5月30日、防衛産業シンポジウムでパネルディスカッションに登壇し「新しい戦い方」や防衛産業の基盤強化について、元陸将の廣惠次郎氏と議論|すずき英敬

2026.05.30

防衛産業シンポジウム(産経新聞主催)で、小林鷹之政調会長の講演に続き、パネルディスカッションに登壇し、「新しい戦い方」や防衛産業の基盤強化について、元陸将の廣惠次郎氏と議論。会場200名、オンライン500名で大盛況。2月末のイラン攻撃は、まさに、AIフル活用の戦いの時代、と言えるものであり、特に、意思決定時間の短縮など、戦いにおける意思決定構造自体を変革した、と述べました。

アンソロピック「CLAUDE」やパランティア「GOTHAM」などが利用され、作戦開始から標的捕捉、そして最終戦果判定まで実に11分23秒しか要していません。攻撃までの過程で人間の介在はわずかとなっています。
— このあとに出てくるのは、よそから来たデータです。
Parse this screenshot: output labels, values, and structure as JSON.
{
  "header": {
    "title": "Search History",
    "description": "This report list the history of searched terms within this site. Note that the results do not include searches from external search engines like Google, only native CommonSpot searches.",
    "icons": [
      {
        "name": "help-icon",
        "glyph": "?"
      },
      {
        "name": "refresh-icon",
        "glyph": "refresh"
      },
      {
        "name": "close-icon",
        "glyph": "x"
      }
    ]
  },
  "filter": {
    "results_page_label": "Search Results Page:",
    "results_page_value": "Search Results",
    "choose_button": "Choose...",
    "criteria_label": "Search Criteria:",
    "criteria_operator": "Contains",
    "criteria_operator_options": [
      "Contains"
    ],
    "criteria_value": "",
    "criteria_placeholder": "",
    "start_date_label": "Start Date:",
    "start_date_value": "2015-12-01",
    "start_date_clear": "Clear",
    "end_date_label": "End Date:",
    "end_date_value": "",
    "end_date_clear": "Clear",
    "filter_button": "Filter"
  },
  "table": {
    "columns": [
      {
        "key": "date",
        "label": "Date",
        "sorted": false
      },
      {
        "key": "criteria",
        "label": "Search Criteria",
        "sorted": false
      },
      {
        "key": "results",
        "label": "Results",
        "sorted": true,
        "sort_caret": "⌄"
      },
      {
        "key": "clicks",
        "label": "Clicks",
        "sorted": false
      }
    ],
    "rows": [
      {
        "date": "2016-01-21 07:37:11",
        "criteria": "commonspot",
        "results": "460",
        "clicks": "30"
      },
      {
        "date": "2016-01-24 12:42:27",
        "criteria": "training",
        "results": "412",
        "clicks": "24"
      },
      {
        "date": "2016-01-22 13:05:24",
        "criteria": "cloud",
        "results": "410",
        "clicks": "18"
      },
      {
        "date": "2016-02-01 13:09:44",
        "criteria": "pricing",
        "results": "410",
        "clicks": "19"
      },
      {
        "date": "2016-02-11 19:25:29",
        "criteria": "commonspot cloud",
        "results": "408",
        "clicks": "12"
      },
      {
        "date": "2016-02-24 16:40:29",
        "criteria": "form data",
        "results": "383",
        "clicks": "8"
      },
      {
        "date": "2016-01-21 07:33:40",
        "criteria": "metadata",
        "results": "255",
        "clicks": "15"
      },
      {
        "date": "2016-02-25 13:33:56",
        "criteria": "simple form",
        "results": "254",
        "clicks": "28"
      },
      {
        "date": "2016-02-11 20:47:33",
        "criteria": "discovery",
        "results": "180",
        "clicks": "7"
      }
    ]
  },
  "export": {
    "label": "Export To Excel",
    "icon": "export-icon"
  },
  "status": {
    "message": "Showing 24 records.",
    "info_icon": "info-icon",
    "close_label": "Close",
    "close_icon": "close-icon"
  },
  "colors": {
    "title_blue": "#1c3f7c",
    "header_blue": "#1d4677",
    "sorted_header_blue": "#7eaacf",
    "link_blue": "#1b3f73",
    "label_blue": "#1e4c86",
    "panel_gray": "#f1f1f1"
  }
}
防衛省・自衛隊も、指揮統制分野においてもAI活用を推進していますが、いずれにしても、「意思決定サイクル」を相手方よりも正確かつ迅速にして、「意思決定の優越」を確保できるようにすることが今後一層重要になってきます。

防衛産業基盤の維持・強化に向けては、「発想の転換」が必要です。

最先端技術の研究開発の多くは、非防衛産業分野で進展し、投資が拡大しています。防衛装備専用の生産・技術基盤のみに焦点をあてた狭義の「防衛産業」の維持・強化のみならず、民・防にまたがる幅広いサプライチェーンの強靭化、イノベーションや既存のプレイヤー以外の取り込みが必要です。

防衛産業は、かつてのように新技術をスピンオフさせるのではなく、新技術をスピンオンさせていく。また市場拡大で利益率向上していく、そして「防衛と経済の好循環」を創り出していきながら産業基盤を強化していくことが重要です。

私は、縦軸を「民・防共用⇔防衛専用」とし、横軸を「国内⇔海外」という図のイメージを示し、現在は「国内・防衛専用」の象限にしか対応できていないが、これからは4つの象限すべてに対応していく必要があると述べました。

併せて、いわゆる「防衛産業基盤強化法」は、支援対象が「自衛隊(国内装備品)のみ」に限られており、「装備移転」は「仕様等の調整」のみが対象となっているので、防衛省と経済産業省が協力して全面改正していくことも必要ではないかと述べました。近く防衛副大臣が増員される予定であるから、政府での取組を進めるために、そのチャンスも活かすべきとも申し上げました。